US demands Syria abide by cease-fire

Rejects idea that Damascus is threatened by international peacekeeping force.

assad 298  (photo credit: AP [file])
assad 298
(photo credit: AP [file])
The United States warned Syria on Thursday to abide by a United Nations arms embargo meant to stop Hizbullah from rearming itself after its month-long war with Israel, and dismissed Syrian objections to international peacekeepers as "preposterous." "All countries must obey the arms embargo," under the United Nations Security Council resolution that set a cease-fire this month, State Department spokesman Gonzalo Gallegos said. "It is a singular duty for Syria, as the one country apart from Israel that borders Lebanon, to do so." Syria is a Hizbullah benefactor that was largely left out of diplomacy during the 34-day war.
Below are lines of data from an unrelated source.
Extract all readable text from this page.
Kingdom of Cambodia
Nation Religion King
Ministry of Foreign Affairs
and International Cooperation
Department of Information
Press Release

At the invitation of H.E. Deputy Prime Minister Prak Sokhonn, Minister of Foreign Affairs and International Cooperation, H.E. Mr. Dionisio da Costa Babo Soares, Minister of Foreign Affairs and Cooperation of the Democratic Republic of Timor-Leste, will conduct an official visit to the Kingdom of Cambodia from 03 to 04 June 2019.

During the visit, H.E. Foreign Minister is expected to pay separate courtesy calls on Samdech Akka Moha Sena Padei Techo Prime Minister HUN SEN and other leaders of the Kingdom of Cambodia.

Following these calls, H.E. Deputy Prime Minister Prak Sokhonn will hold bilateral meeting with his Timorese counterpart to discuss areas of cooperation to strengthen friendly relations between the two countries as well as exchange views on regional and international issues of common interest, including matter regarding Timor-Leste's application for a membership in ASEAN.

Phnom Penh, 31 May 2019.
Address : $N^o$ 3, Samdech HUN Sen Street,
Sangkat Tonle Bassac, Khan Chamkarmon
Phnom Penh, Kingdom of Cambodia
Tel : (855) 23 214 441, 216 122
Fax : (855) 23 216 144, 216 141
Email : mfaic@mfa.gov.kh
On Wednesday, Syrian President Bashar Assad called any deployment of multinational troops along his border a "hostile" affront to Syria. "First, this means creating hostile conditions between Syria and Lebanon ," Assad told Dubai Television in an interview aired Wednesday. "Second, it is a hostile move toward Syria and naturally it will create problems." The notion that the troops are a threat to Syria "is preposterous," the State Department's Gallegos said in Washington. "We call on the Syrian regime to fulfill its international obligations." Syria has also indicated it might impose a punitive blockade of Lebanon. "They will close their borders for all traffic in the event that UN troops are deployed along the Lebanon-Syria border," Finland's Foreign Minister Erkki Tuomioja said after meeting his Syrian counterpart, Walid Moallem, in Helsinki. Finland holds the rotating presidency of the European Union. The Bush administration refused to talk directly to Syria during the negotiations to end the Israeli-Hizbullah fighting. In the complex diplomacy now underway seal and strengthen the fragile UN-brokered cease-fire, the administration is wary of new efforts by Syria to assert control in Lebanon. The United States pulled its ambassador out of Syria last year after the assassination of a Lebanese politician who had sought to steer his nation away from three decades of Syrian military and political control.